Insights & News

Underrepresented Students Get Hit Hardest When Public University Access is Cut

Low-income and first-generation college students are California’s future. Most come from racial/ethnic groups that have been underrepresented in higher education—and they are the majority of high school graduates today.

But recent increases in enrollment and degree completion among historically underrepresented groups are not happening fast enough to keep pace with population changes. At the same time, opportunities for resident Californians have fallen victim to budget cuts, and these reductions in access have disproportionately hurt underrepresented students.

There’s good news: the number of degrees awarded to underrepresented California minority students increased by 55 percent between 2005 and 2013. But the bad news is that underrepresented minority degrees as a share of total BA degrees only increased by 6 percent.

As a result, the attainment gaps have grown despite increases in enrollments and degrees among underrepresented students.

Postsecondary opportunity for Latino, African American, Native American, and Alaskan Native students is further threatened because of the collision between growing student enrollment demand and shrinking state budgets.

Recent increases in enrollment and degree completion among historically underrepresented racial/ethnic groups are not happening fast enough to keep pace with population changes.

At the same time, opportunities for resident Californians have fallen victim to budget cuts, and these reductions in access have disproportionately hurt underrepresented students.

Growth in new freshman admissions has plateaued in both the University of California and California State University systems since the Great Recession, despite continued strong application demand. At UC, for example, the ratio of resident applications to admissions has fallen among all racial and ethnic subgroups since 2010—but Latino and African American applicants have experienced the largest declines. The trends demonstrate that postsecondary opportunity is increasingly difficult for all resident applicants, but especially so among underrepresented students.

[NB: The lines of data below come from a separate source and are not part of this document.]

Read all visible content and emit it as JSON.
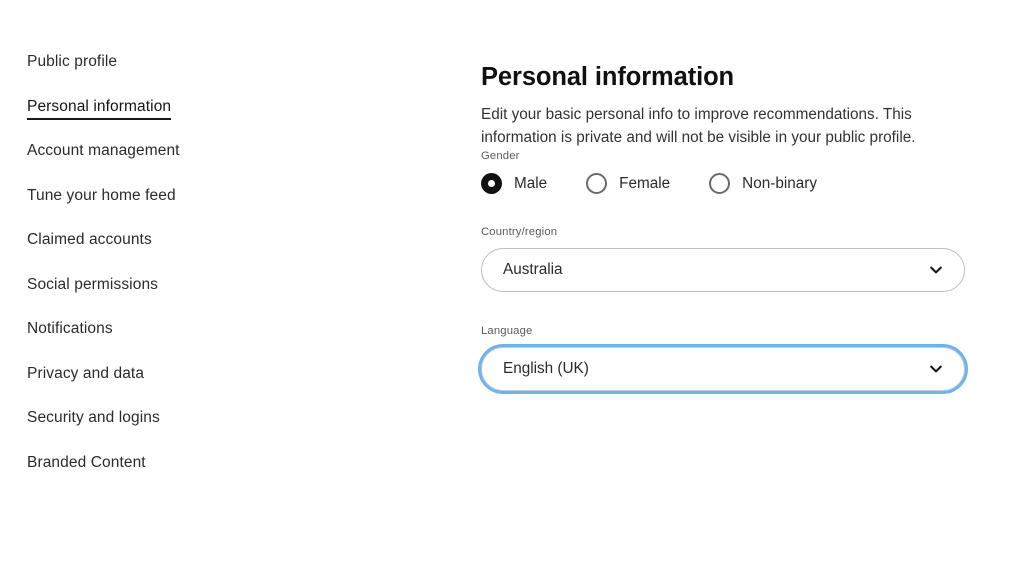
{
  "sidebar": {
    "items": [
      {
        "label": "Public profile",
        "active": false
      },
      {
        "label": "Personal information",
        "active": true
      },
      {
        "label": "Account management",
        "active": false
      },
      {
        "label": "Tune your home feed",
        "active": false
      },
      {
        "label": "Claimed accounts",
        "active": false
      },
      {
        "label": "Social permissions",
        "active": false
      },
      {
        "label": "Notifications",
        "active": false
      },
      {
        "label": "Privacy and data",
        "active": false
      },
      {
        "label": "Security and logins",
        "active": false
      },
      {
        "label": "Branded Content",
        "active": false
      }
    ]
  },
  "main": {
    "title": "Personal information",
    "description": "Edit your basic personal info to improve recommendations. This information is private and will not be visible in your public profile.",
    "gender": {
      "label": "Gender",
      "options": [
        {
          "label": "Male",
          "selected": true
        },
        {
          "label": "Female",
          "selected": false
        },
        {
          "label": "Non-binary",
          "selected": false
        }
      ]
    },
    "country": {
      "label": "Country/region",
      "value": "Australia",
      "icon": "chevron-down-icon"
    },
    "language": {
      "label": "Language",
      "value": "English (UK)",
      "icon": "chevron-down-icon",
      "focused": true,
      "focus_ring_color": "#6cb4ef"
    }
  },
  "colors": {
    "background": "#ffffff",
    "text": "#2b2b2b",
    "label": "#5b5b5b",
    "border": "#bdbdbd",
    "accent_focus": "#6cb4ef",
    "radio_selected": "#111111"
  }
}
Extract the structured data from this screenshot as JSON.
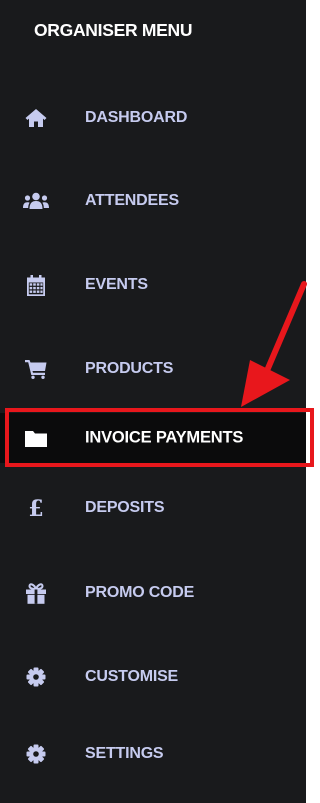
{
  "menu": {
    "title": "ORGANISER MENU",
    "items": [
      {
        "label": "DASHBOARD",
        "icon": "home-icon"
      },
      {
        "label": "ATTENDEES",
        "icon": "users-icon"
      },
      {
        "label": "EVENTS",
        "icon": "calendar-icon"
      },
      {
        "label": "PRODUCTS",
        "icon": "shopping-cart-icon"
      },
      {
        "label": "INVOICE PAYMENTS",
        "icon": "folder-icon",
        "active": true
      },
      {
        "label": "DEPOSITS",
        "icon": "pound-icon"
      },
      {
        "label": "PROMO CODE",
        "icon": "gift-icon"
      },
      {
        "label": "CUSTOMISE",
        "icon": "gear-icon"
      },
      {
        "label": "SETTINGS",
        "icon": "gear-icon"
      }
    ]
  },
  "colors": {
    "sidebar_bg": "#191a1c",
    "label": "#c6cbef",
    "active_label": "#ffffff",
    "annotation": "#e8171c"
  }
}
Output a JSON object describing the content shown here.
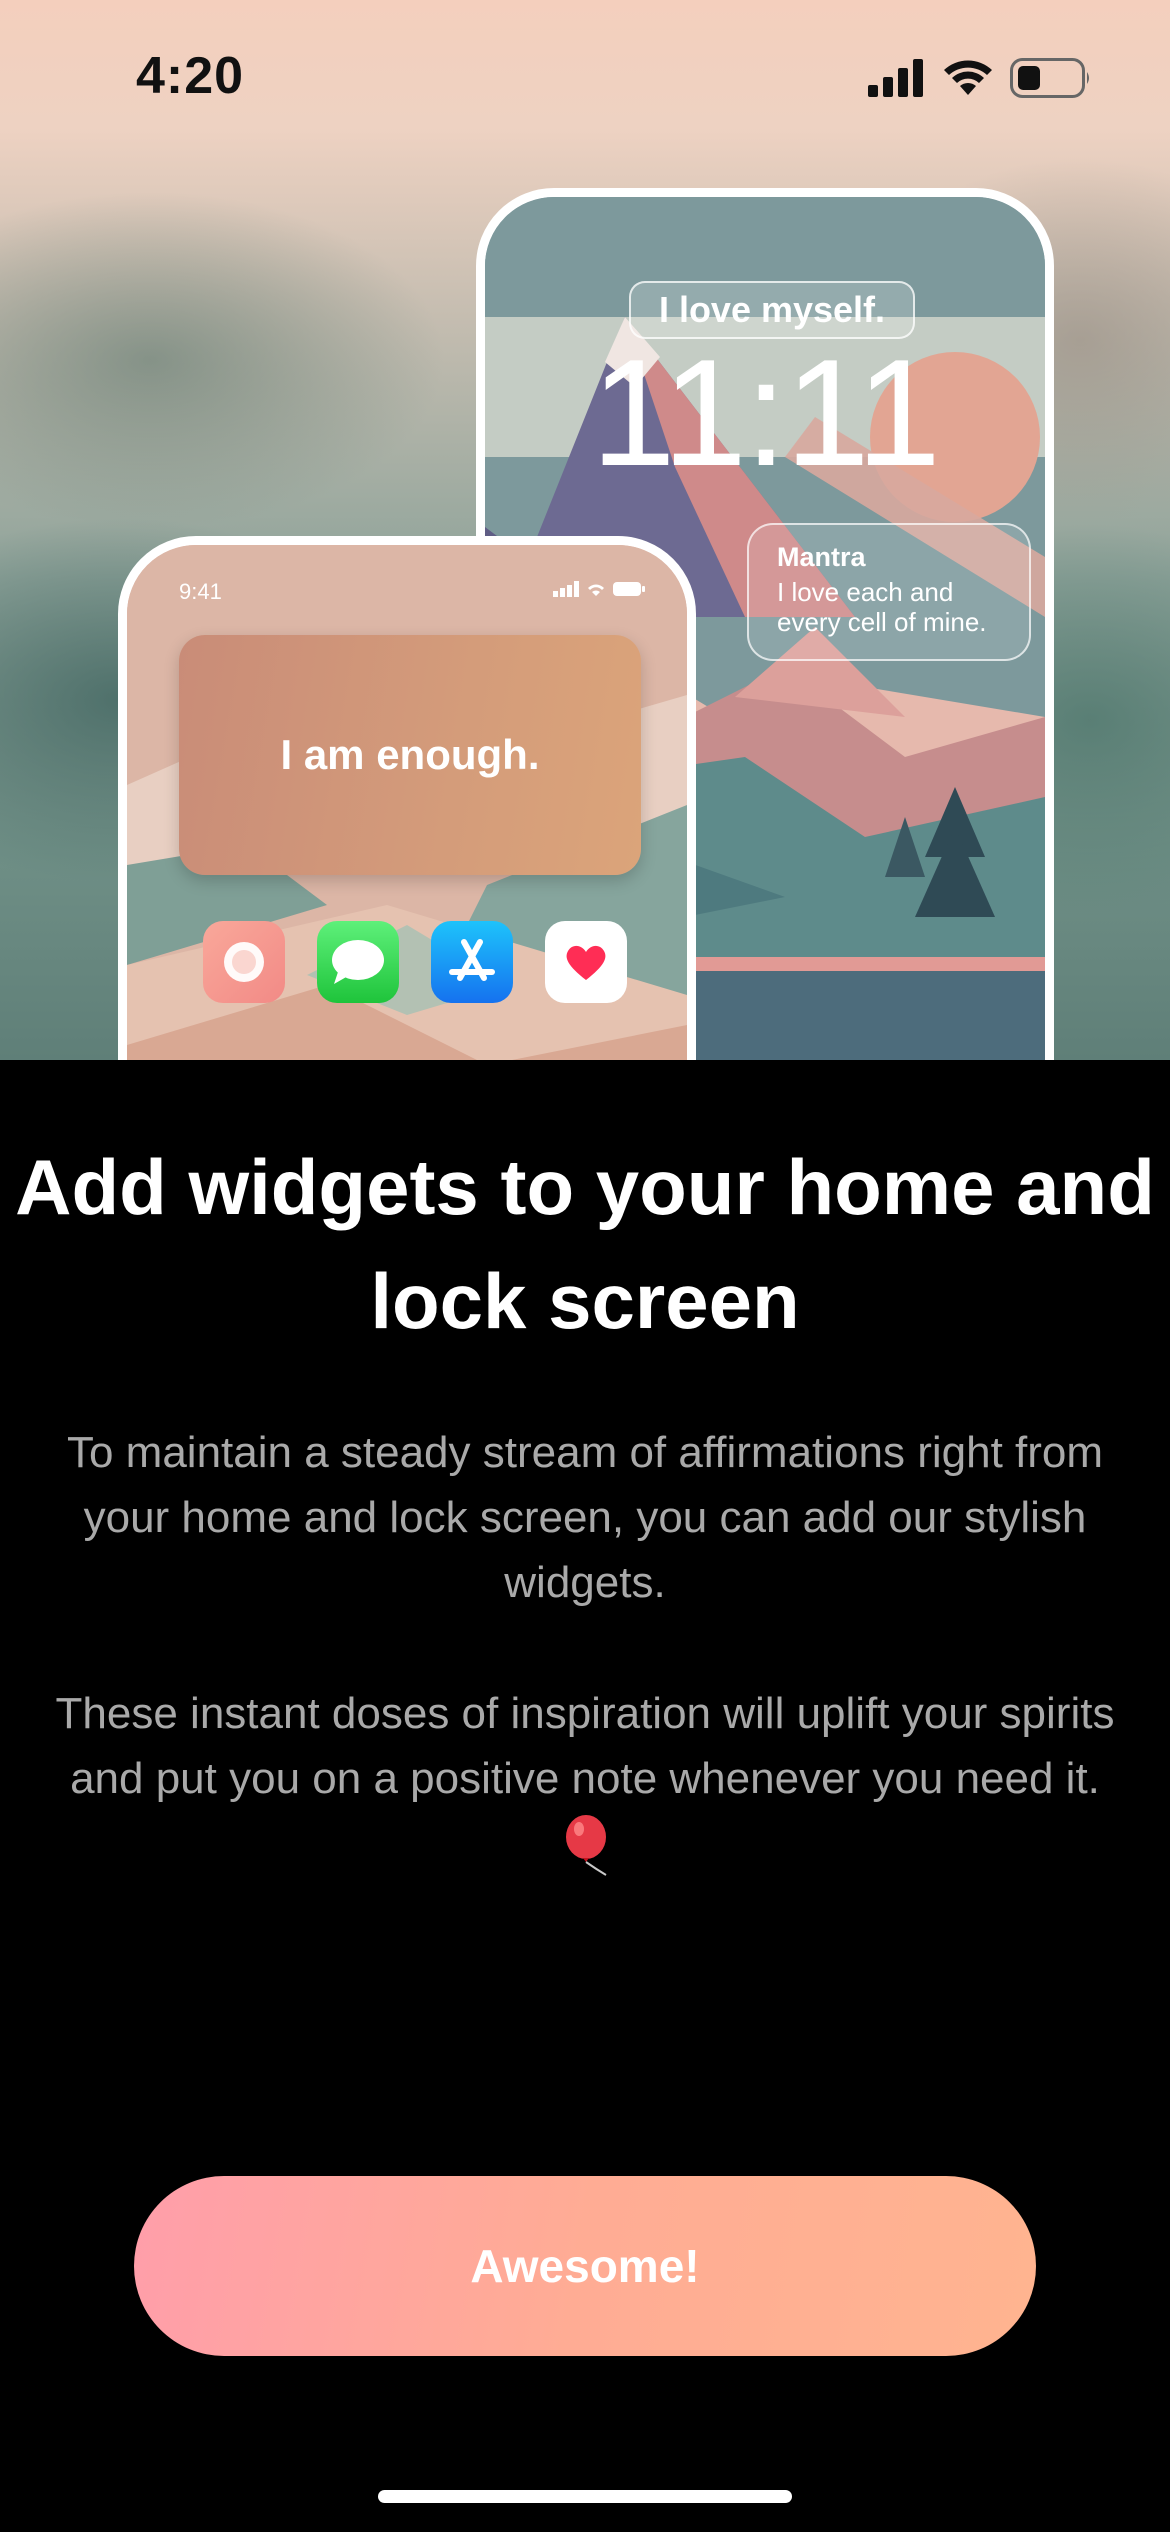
{
  "status_bar": {
    "time": "4:20"
  },
  "lock_screen_preview": {
    "quote": "I love myself.",
    "clock": "11:11",
    "mantra_title": "Mantra",
    "mantra_text": "I love each and every cell of mine."
  },
  "home_screen_preview": {
    "time": "9:41",
    "widget_text": "I am enough.",
    "apps": [
      "app-icon",
      "messages-icon",
      "app-store-icon",
      "health-icon"
    ]
  },
  "title": "Add widgets to your home and lock screen",
  "paragraphs": [
    "To maintain a steady stream of affirmations right from your home and lock screen, you can add our stylish widgets.",
    "These instant doses of inspiration will uplift your spirits and put you on a positive note whenever you need it."
  ],
  "button": {
    "label": "Awesome!"
  },
  "colors": {
    "button_gradient_start": "#ff9eaa",
    "button_gradient_end": "#ffb490",
    "background": "#000000",
    "body_text": "#a9a9a9"
  }
}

But California can turn this educational deficit around. A full arsenal of improvements will be required. California will have to:

  • Improve high school graduation rates;
  • Increase the proportion of minority high school graduates who attend college at both the CSU and UC;
  • Increase the success rates of those who do enroll in college;
  • Substantially increase the number of minority community college students who transfer into four-year institutions to complete a baccalaureate degree; and
  • Re-engage the significant number of young minority students who have some college but no degree and enable them to go back to college and be successful in getting a degree.

The bottom line is that California will have to expand college access for minorities in all public sectors to eliminate attainment gaps in the next decade. Equity will further erode without substantial policy interventions to improve the educational outcomes of minorities.